WASHINGTON, D.C. – The U.S. economy fell further into recession as almost 1 million more Americans joined the unemployment ranks this week. And yet this week Congress is no further in resolving the impasse over the next major coronavirus stimulus bill after the Senate allowed the CARES Act’s enhanced $600 federal unemployment benefits to expire July 31st for over 30 million workers, which a U.S. House bill passed in May would have extended. So what’s the hold up? Among the ‘key obstacles’ to progress is a demand from President’s Senate allies that corporations be granted blanket immunity against claims from workers mistreated during the pandemic. Meanwhile, now up to 40 million Americans are at risk of eviction and nearly 30 million Americans are dealing with food insecurity.

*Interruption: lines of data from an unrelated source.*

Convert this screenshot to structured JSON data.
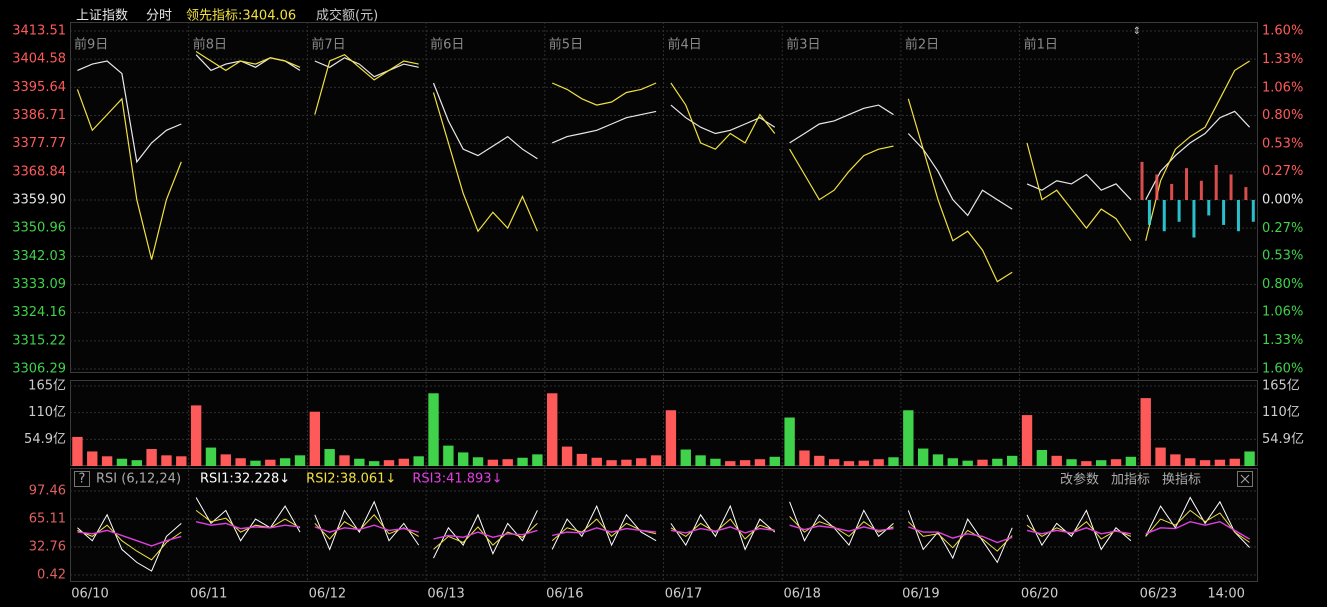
{
  "chart_data": {
    "type": "intraday",
    "header": {
      "title": "上证指数",
      "mode": "分时",
      "lead": "领先指标:3404.06",
      "volume_unit": "成交额(元)"
    },
    "ylim": [
      3306.29,
      3413.51
    ],
    "yticks": [
      3413.51,
      3404.58,
      3395.64,
      3386.71,
      3377.77,
      3368.84,
      {
        "value": 3359.9,
        "label": "3359.90"
      },
      3350.96,
      3342.03,
      3333.09,
      3324.16,
      3315.22,
      3306.29
    ],
    "y2lim": [
      -1.6,
      1.6
    ],
    "y2ticks": [
      {
        "value": 1.6,
        "label": "1.60%"
      },
      {
        "value": 1.33,
        "label": "1.33%"
      },
      {
        "value": 1.06,
        "label": "1.06%"
      },
      {
        "value": 0.8,
        "label": "0.80%"
      },
      {
        "value": 0.53,
        "label": "0.53%"
      },
      {
        "value": 0.27,
        "label": "0.27%"
      },
      {
        "value": 0,
        "label": "0.00%"
      },
      {
        "value": -0.27,
        "label": "0.27%"
      },
      {
        "value": -0.53,
        "label": "0.53%"
      },
      {
        "value": -0.8,
        "label": "0.80%"
      },
      {
        "value": -1.06,
        "label": "1.06%"
      },
      {
        "value": -1.33,
        "label": "1.33%"
      },
      {
        "value": -1.6,
        "label": "1.60%"
      }
    ],
    "price_color": "#e8e8e8",
    "lead_color": "#f0e040",
    "up_color": "#ff5a5a",
    "down_color": "#3fd24a",
    "diff_down_color": "#30e0f0",
    "days": [
      {
        "label": "前9日",
        "date": "06/10",
        "price": [
          3401,
          3403,
          3404,
          3400,
          3372,
          3378,
          3382,
          3384
        ],
        "lead": [
          3395,
          3382,
          3387,
          3392,
          3360,
          3341,
          3360,
          3372
        ],
        "volume": [
          60,
          30,
          20,
          15,
          12,
          35,
          22,
          20
        ],
        "rsi1": [
          55,
          40,
          70,
          30,
          15,
          5,
          45,
          60
        ],
        "rsi2": [
          52,
          45,
          58,
          40,
          28,
          18,
          38,
          50
        ],
        "rsi3": [
          50,
          48,
          52,
          46,
          40,
          34,
          40,
          45
        ]
      },
      {
        "label": "前8日",
        "date": "06/11",
        "price": [
          3406,
          3401,
          3403,
          3404,
          3402,
          3405,
          3404,
          3401
        ],
        "lead": [
          3407,
          3404,
          3401,
          3404,
          3403,
          3405,
          3404,
          3402
        ],
        "volume": [
          125,
          38,
          24,
          16,
          11,
          13,
          16,
          22
        ],
        "rsi1": [
          90,
          60,
          75,
          40,
          65,
          55,
          80,
          50
        ],
        "rsi2": [
          75,
          62,
          66,
          50,
          58,
          55,
          65,
          55
        ],
        "rsi3": [
          62,
          58,
          60,
          54,
          56,
          55,
          58,
          56
        ]
      },
      {
        "label": "前7日",
        "date": "06/12",
        "price": [
          3404,
          3402,
          3405,
          3403,
          3399,
          3401,
          3403,
          3402
        ],
        "lead": [
          3387,
          3404,
          3406,
          3402,
          3398,
          3401,
          3404,
          3403
        ],
        "volume": [
          112,
          35,
          22,
          15,
          10,
          12,
          15,
          20
        ],
        "rsi1": [
          70,
          30,
          75,
          50,
          85,
          40,
          60,
          35
        ],
        "rsi2": [
          60,
          42,
          62,
          52,
          70,
          48,
          55,
          45
        ],
        "rsi3": [
          56,
          50,
          55,
          53,
          58,
          52,
          54,
          50
        ]
      },
      {
        "label": "前6日",
        "date": "06/13",
        "price": [
          3397,
          3385,
          3376,
          3374,
          3377,
          3380,
          3376,
          3373
        ],
        "lead": [
          3394,
          3378,
          3362,
          3350,
          3356,
          3351,
          3361,
          3350
        ],
        "volume": [
          150,
          42,
          28,
          18,
          13,
          14,
          17,
          24
        ],
        "rsi1": [
          20,
          55,
          35,
          70,
          25,
          60,
          40,
          75
        ],
        "rsi2": [
          30,
          45,
          38,
          56,
          35,
          50,
          44,
          60
        ],
        "rsi3": [
          42,
          46,
          44,
          50,
          44,
          48,
          47,
          52
        ]
      },
      {
        "label": "前5日",
        "date": "06/16",
        "price": [
          3378,
          3380,
          3381,
          3382,
          3384,
          3386,
          3387,
          3388
        ],
        "lead": [
          3397,
          3395,
          3392,
          3390,
          3391,
          3394,
          3395,
          3397
        ],
        "volume": [
          150,
          40,
          25,
          17,
          12,
          13,
          16,
          22
        ],
        "rsi1": [
          30,
          65,
          45,
          80,
          35,
          70,
          50,
          40
        ],
        "rsi2": [
          40,
          55,
          50,
          65,
          45,
          60,
          52,
          48
        ],
        "rsi3": [
          46,
          50,
          49,
          55,
          50,
          54,
          52,
          50
        ]
      },
      {
        "label": "前4日",
        "date": "06/17",
        "price": [
          3390,
          3386,
          3383,
          3381,
          3382,
          3384,
          3386,
          3383
        ],
        "lead": [
          3397,
          3390,
          3378,
          3376,
          3381,
          3378,
          3387,
          3381
        ],
        "volume": [
          115,
          34,
          22,
          15,
          10,
          12,
          14,
          19
        ],
        "rsi1": [
          60,
          35,
          70,
          45,
          80,
          30,
          65,
          50
        ],
        "rsi2": [
          55,
          45,
          60,
          50,
          65,
          42,
          58,
          52
        ],
        "rsi3": [
          52,
          49,
          54,
          51,
          56,
          49,
          54,
          52
        ]
      },
      {
        "label": "前3日",
        "date": "06/18",
        "price": [
          3378,
          3381,
          3384,
          3385,
          3387,
          3389,
          3390,
          3387
        ],
        "lead": [
          3376,
          3368,
          3360,
          3363,
          3369,
          3374,
          3376,
          3377
        ],
        "volume": [
          100,
          32,
          21,
          14,
          10,
          11,
          14,
          18
        ],
        "rsi1": [
          85,
          40,
          70,
          55,
          35,
          75,
          45,
          60
        ],
        "rsi2": [
          68,
          50,
          62,
          56,
          45,
          62,
          50,
          56
        ],
        "rsi3": [
          58,
          53,
          57,
          55,
          51,
          56,
          52,
          54
        ]
      },
      {
        "label": "前2日",
        "date": "06/19",
        "price": [
          3381,
          3376,
          3369,
          3360,
          3355,
          3363,
          3360,
          3357
        ],
        "lead": [
          3392,
          3376,
          3360,
          3347,
          3350,
          3344,
          3334,
          3337
        ],
        "volume": [
          115,
          36,
          24,
          16,
          11,
          13,
          15,
          21
        ],
        "rsi1": [
          75,
          30,
          50,
          20,
          65,
          40,
          15,
          55
        ],
        "rsi2": [
          62,
          45,
          48,
          32,
          52,
          42,
          28,
          46
        ],
        "rsi3": [
          56,
          50,
          50,
          43,
          48,
          45,
          38,
          44
        ]
      },
      {
        "label": "前1日",
        "date": "06/20",
        "price": [
          3365,
          3363,
          3366,
          3365,
          3368,
          3363,
          3365,
          3360
        ],
        "lead": [
          3378,
          3360,
          3363,
          3357,
          3351,
          3357,
          3354,
          3347
        ],
        "volume": [
          105,
          33,
          21,
          14,
          10,
          12,
          14,
          19
        ],
        "rsi1": [
          70,
          35,
          60,
          45,
          75,
          30,
          55,
          40
        ],
        "rsi2": [
          58,
          45,
          55,
          48,
          62,
          42,
          52,
          45
        ],
        "rsi3": [
          52,
          48,
          52,
          49,
          55,
          48,
          51,
          48
        ]
      },
      {
        "label": null,
        "date": "06/23",
        "price": [
          3360,
          3369,
          3374,
          3378,
          3381,
          3386,
          3388,
          3383
        ],
        "lead": [
          3347,
          3366,
          3376,
          3380,
          3383,
          3392,
          3401,
          3404
        ],
        "volume": [
          140,
          38,
          24,
          16,
          12,
          13,
          15,
          30
        ],
        "rsi1": [
          45,
          80,
          55,
          90,
          60,
          85,
          50,
          32.228
        ],
        "rsi2": [
          45,
          65,
          58,
          75,
          62,
          72,
          50,
          38.061
        ],
        "rsi3": [
          48,
          55,
          54,
          62,
          58,
          62,
          52,
          41.893
        ]
      }
    ],
    "diff": [
      3372,
      3352,
      3368,
      3350,
      3365,
      3353,
      3370,
      3348,
      3366,
      3355,
      3371,
      3352,
      3368,
      3350,
      3364,
      3353
    ],
    "time_tick": "14:00",
    "volume": {
      "ylim": [
        0,
        165
      ],
      "yticks": [
        {
          "value": 165,
          "label": "165亿"
        },
        {
          "value": 110,
          "label": "110亿"
        },
        {
          "value": 54.9,
          "label": "54.9亿"
        }
      ]
    },
    "rsi": {
      "title": "RSI (6,12,24)",
      "help": "?",
      "ylim": [
        0.42,
        97.46
      ],
      "yticks": [
        97.46,
        65.11,
        32.76,
        0.42
      ],
      "legend": [
        {
          "label": "RSI1:32.228↓",
          "color": "#ffffff"
        },
        {
          "label": "RSI2:38.061↓",
          "color": "#f0e040"
        },
        {
          "label": "RSI3:41.893↓",
          "color": "#e040e0"
        }
      ]
    },
    "buttons": [
      "改参数",
      "加指标",
      "换指标"
    ]
  }
}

“While the President’s Senate allies are enjoying a taxpayer-paid vacation right now, tens of millions of Americans are worrying about food and housing in the middle of the worsening recession and health crisis,” said Accountable.US president Kyle Herrig. “The $600 extra unemployment benefits had been a godsend for so many struggling families, and the latest double-digit unemployment report shows why they must be continued.”

It’s now been over two weeks since the extra federal unemployment benefits expired in most states, and jobs have not magically reappeared as the right-wing predicted. Reality remains that we can’t fix the economy until we get a handle on the health crisis. Large, wealthy corporations have been given access to tens of billions of dollars in taxpayer bailouts throughout the pandemic — CEOs’ requests for even more special treatment should not be what holds up relief for the struggling small businesses and workers who need help the most.

Poll after poll after poll has shown strong public support for extending the full $600 benefit. Even if President Trump’s recent executive order were to take full effect, it would amount to a painful $300 benefit cut that could take more than a month to arrive and would exclude at least a million unemployed workers.